2,985
Views
426
CrossRef citations to date
0
Altmetric
ORIGINAL RESEARCH

Identifying Individuals with Physcian Diagnosed COPD in Health Administrative Databases

, , MD, MSc, , MSc, , MD, , PhD, ACNP, CAE & , PhD
Pages 388-394 | Published online: 08 Oct 2009

Abstract

Chronic Obstructive Pulmonary Disease (COPD) is a common chronic respiratory disease responsible for significant morbidity and mortality. Population-based health administrative databases provide a powerful and unbiased way of studying COPD in the population, however, their ability to accurately identify patients with this disease must first be confirmed. The objective was to validate population-based health administrative definitions of COPD. Previously abstracted medical records of adults over the age of 35 randomly selected from primary care practices in Ontario, Canada were reviewed by an expert panel to establish if an individual did or did not have a diagnosis of COPD. These reference designations were then linked to each individual's respective health administrative database record and compared with predefine health administrative data definitions of COPD. Concepts of diagnostic test evaluation were used to calculate and compare their test characteristics. The most sensitive health administrative definition of COPD was 1 or more ambulatory claims and/or 1 or more hospitalizations for COPD that yielded a sensitivity of 85.0% (95% confidence interval 77.0 to 91.0) and a specificity of 78.4% (95% confidence interval 73.6 to 82.7). As number of ambulatory claims in the definition increased, sensitivity decreased and specificity increased. Individuals with COPD can be accurately identified in health administrative data, and therefore it may be used to create an unbiased population cohort for surveillance and research. This offers a powerful means of generating evidence to inform strategies that optimize the prevention and management of COPD.

INTRODUCTION

Chronic obstructive pulmonary disease (COPD) is a common, chronic respiratory condition that imposes a heavy and expensive burden on individuals and health care systems. Previous population work evaluating the burden of COPD has been based on national population based cross-sectional surveys and cohort studies in specific populations (Citation[1]). Although these estimates are useful, they are limited by their cross-sectional nature, their focus on specific populations, and/or their inability to compare estimates between smaller regional areas or patient subgroups. They have also generally excluded individuals living in institutions or on-reserves–two groups that would be considered to have a higher prevalence of COPD. Ideally, a prospective clinical disease registry of all affected individuals would be used to understand the burden of COPD; however, the resources and time that would be needed to find and enter the hundreds of thousands of people who have COPD would be considerable. Health administrative (HA) databases provide an unbiased and more practical way of surveying and studying COPD in the population which is relatively inexpensive and quick. This is particularly true in a large universal, single payer health care system where all health care claims for the population can be accessed from a few linkable databases.
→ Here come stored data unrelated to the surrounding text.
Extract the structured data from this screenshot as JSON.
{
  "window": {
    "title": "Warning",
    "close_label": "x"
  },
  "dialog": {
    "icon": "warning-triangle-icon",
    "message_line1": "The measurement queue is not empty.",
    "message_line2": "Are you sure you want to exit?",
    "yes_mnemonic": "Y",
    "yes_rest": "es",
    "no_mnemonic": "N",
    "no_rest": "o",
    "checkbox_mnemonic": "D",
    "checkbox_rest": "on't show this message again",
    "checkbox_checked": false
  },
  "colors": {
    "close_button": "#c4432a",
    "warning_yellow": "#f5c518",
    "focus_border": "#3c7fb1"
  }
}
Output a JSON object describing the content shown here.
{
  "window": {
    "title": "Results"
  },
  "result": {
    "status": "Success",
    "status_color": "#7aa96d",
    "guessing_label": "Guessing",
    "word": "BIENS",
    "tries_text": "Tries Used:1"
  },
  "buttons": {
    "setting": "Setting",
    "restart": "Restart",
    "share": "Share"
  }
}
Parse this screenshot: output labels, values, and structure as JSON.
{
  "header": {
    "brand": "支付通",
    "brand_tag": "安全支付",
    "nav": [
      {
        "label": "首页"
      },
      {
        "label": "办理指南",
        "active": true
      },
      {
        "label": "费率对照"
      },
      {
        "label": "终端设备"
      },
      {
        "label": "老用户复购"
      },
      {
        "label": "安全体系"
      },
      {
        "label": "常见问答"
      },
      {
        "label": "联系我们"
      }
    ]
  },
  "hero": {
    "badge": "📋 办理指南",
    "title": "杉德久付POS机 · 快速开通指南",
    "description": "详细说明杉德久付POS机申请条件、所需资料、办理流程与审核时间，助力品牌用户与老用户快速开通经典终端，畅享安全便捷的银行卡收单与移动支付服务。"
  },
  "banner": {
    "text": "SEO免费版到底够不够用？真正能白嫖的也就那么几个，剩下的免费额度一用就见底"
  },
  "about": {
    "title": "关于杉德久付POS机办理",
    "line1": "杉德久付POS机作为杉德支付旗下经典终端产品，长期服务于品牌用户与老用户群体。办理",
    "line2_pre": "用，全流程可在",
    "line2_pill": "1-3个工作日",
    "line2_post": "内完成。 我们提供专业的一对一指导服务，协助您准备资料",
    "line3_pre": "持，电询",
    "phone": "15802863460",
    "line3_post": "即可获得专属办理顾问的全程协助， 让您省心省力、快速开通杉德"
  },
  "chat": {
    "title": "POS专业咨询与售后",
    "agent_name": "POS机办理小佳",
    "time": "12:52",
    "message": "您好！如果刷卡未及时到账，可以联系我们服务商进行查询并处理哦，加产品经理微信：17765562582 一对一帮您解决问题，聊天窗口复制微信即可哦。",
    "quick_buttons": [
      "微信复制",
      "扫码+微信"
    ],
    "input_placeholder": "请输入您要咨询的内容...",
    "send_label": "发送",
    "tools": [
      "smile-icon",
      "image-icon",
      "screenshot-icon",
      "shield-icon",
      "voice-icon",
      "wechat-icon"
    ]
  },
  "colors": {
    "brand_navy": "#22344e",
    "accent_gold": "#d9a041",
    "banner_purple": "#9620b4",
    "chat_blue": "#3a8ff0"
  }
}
Analysis of HA data can be useful to health policy makers and clinical researchers to define incidence and prevalence of COPD, determine burden of disease, ascertain resource utilization, follow cohorts of individuals with COPD longitudinally, and develop and evaluate disease management strategies.

In order to create an accurate and comprehensive COPD surveillance and research program, health administrative population-based data that captures all hospital and emergency department admissions, physician visits, laboratory and diagnostic tests would be ideal. Such a program based on HA databases cannot succeed, however, without first confirming the validity of a COPD diagnosis within these databases. It cannot be presumed that HA data is always valid (Citation[2]). In Ontario, physicians provide diagnostic data, usually recorded at the time of patient encounter, and there are no incentives tied to accuracy. In addition, there is relatively little verification of data once it has been entered. Therefore, in order to validate the diagnosis of COPD in Ontario population-based HA databases—specifically to assess HA algorithms for case capture and to determine their measures of performance (sensitivity, specificity, predictive values)—a validation study was conducted.

MATERIALS AND METHODS

Study design

A chart verification study comparing HA definitions of COPD to clinical diagnoses of individuals with and without COPD was conducted.

Subjects

Chart abstractions of patients charts from primary care physician offices were obtained for the purpose of validating respiratory disease diagnoses in HA databases. Four hundred forty-two charts for adults 35 years of age and older were used in the current study. These charts were from patients with COPD (113 charts), asthma, other respiratory conditions and controls without respiratory disease as described in detail below. Patients with asthma and respiratory related conditions were included in order to ensure that a validated HA definition of COPD would be able to distinguish COPD from these other diseases that it clinically resembles. Patients with these conditions were also included because individuals with non-diagnosed clinically significant COPD were most likely to be found in these groups, thereby allowing such patients to be represented in the study cohort.

Chart abstractions

Study patients were randomly selected from primary care physician (PCP) practises which were, in turn, randomly selected from PCP practises across Ontario—a province in Canada with a population of about 12 million people. The sampling frame for the PCP practices included 5821 primary care practitioners identified in the Canadian Medical Directory Database who had treated 30 or more COPD and 30 or more asthma patients in 2003. This was done because recruiting PCP and travelling to their offices was a very resource intense process and we wanted to ensure sufficient patients to study. This frame was then stratified into eastern, central and western Ontario and equal numbers of PCPs were selected from each region. A letter was mailed and a follow-up phone call made to 81 PCPs inviting them to participate in the study. Forty responded, and of these 22 chose not to participate. A further 5 were excluded because they did not have an office based practise, did not have the time or space to accommodate a chart abstractor working in their office, or did not use an electronic claim submission and billing system. This left 13 PCPs who agreed and were eligible to participate.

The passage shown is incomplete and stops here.